Men: Before you engage your flirty-touchy routine with every woman you meet, consider how easily our ears are seduced. If you're going to flirt, flirt with intention. With one of us.

If the goal is to make the greatest impact on our world, the way we fit into the message today is essential. Why cut corners?

7 comments:

Anthony S. Layne said...

One thing I can suggest is that clothes should be comfortable. Some years back, when I was in fast-food management, one of my coworkers would change into her work pants in the back of the restaurant (okay, modesty violation #1). It was disconcerting to see her try to stuff her already skinny body into a pair of pants at least one size too small. I've also seen women dressed in what a friend mine called "the Cyclops Bra — the bra that lifts and mashes together!" and wrapped in shirts with visible strain marks at the buttons. There's no point in going to so much trouble to emphasize body parts if you're going to die of hypoxia a few minutes later. If anything, dress a size larger.

Emily said...

Love this, Elizabeth! It's good you brought up the Duggars. They bring modesty to a whole new level, but maybe our world needs to see something like that to understand how bad our generation has actually become. Sometimes we really need to think why are we wearing this? Because I believe if everyone really thought about why they were wearing a particular piece of clothing.. our world we be a much more modest place.

Unknown said...

The thing with keeping men's mind in the right place is a two-way street: men have to try not to think about it, and women have to not give them a reason to think about. That being said, wearing swimming dresses is silly.

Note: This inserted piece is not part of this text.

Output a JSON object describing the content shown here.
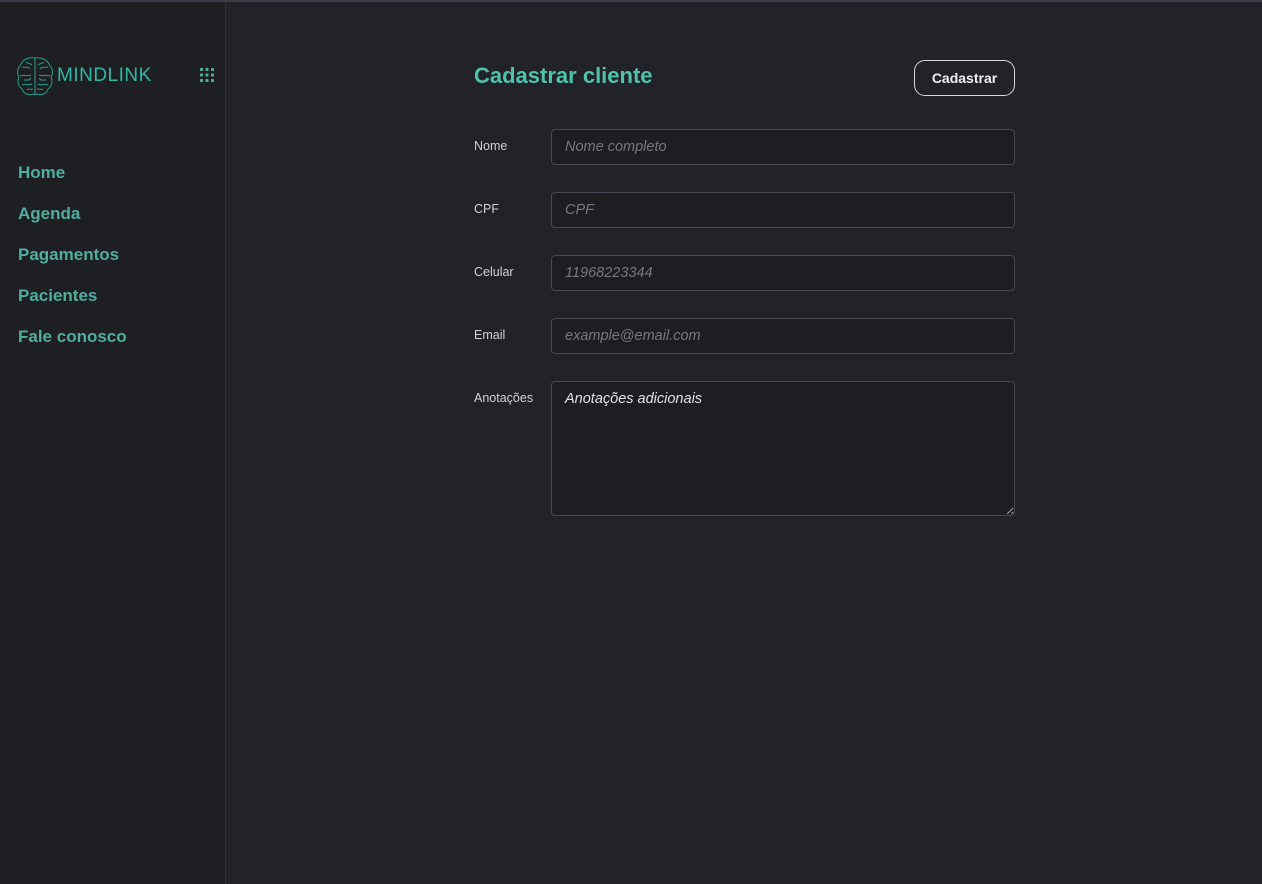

I like the phrase "brass tacks"- what were you thinking when you used it as a sub-heading?

Unknown said...

You make a really good point about how men can achieve modesty also. It's so true! Men have a power with words over women that must be acknowledged, that's for sure!

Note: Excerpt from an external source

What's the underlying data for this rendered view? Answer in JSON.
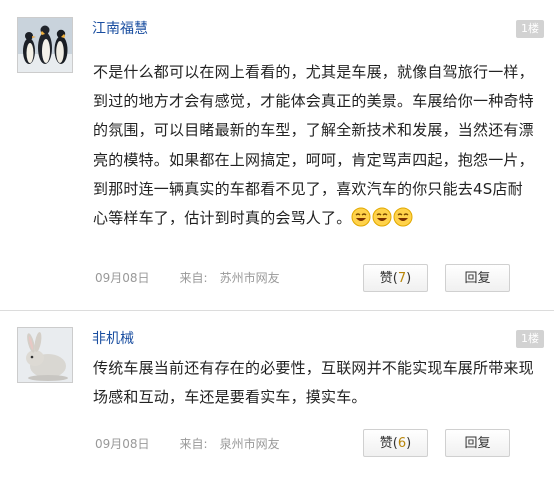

Modesty issues caused more than a few strifes in Stephen and I's relationship in the past, both because he didn't realize the power of his words on me, and I didn't acknowledge how strongly my clothing choices were affecting him. It's crazy stuff.

Chloe said...

I appreciate the message you conveyed that modesty for the sake of modesty is missing the boat; it is not necessarily our job to establish “rules”, but to examine our intentions and the likely consequences of our actions. I especially appreciate the quote from the Catechism that “[m]odesty protects the mystery of persons and their love... [and] inspires ones choice of clothing”. If pressed, we all know how to dress modestly and appropriately for given situations in our culture, without a rulebook... sometimes we just need a friendly reminder. :)

Marc Cardaronella said...

I love the path these posts on modesty are taking. It's not about inches and fashion, it's about attitude and intention. You make some very good points in your qualifications for men and women. Men are visually enticed, women have "romance-craving ears." Very well said. Both sexes should be attentive to what they're doing and how they're affecting the other. We are our brother's and sister's keepers.

Unknown said...

I'm very late following up on this...

Great rule of thumb, Tony!

Fabulous, Emily! I constantly need to remember that: I'm going to Mass, why am I wearing this?

Julie - hahaha That's the "getting down to brass tacks" I was talking about. Two-way street AND swim dresses are silly.

Kendra- precisely! That's why we need to actively respect each other all the time.

Chloe - "If pressed, we all know how to dress modestly and appropriately for given situations in our culture, without a rulebook." That is SO TRUE! We easily convince ourselves to just do what we want to do and chalk it up to "ignorance" because there really isn't a rulebook, but we know. Awesome point!

Bingo, Marc! It's about attitude and intention!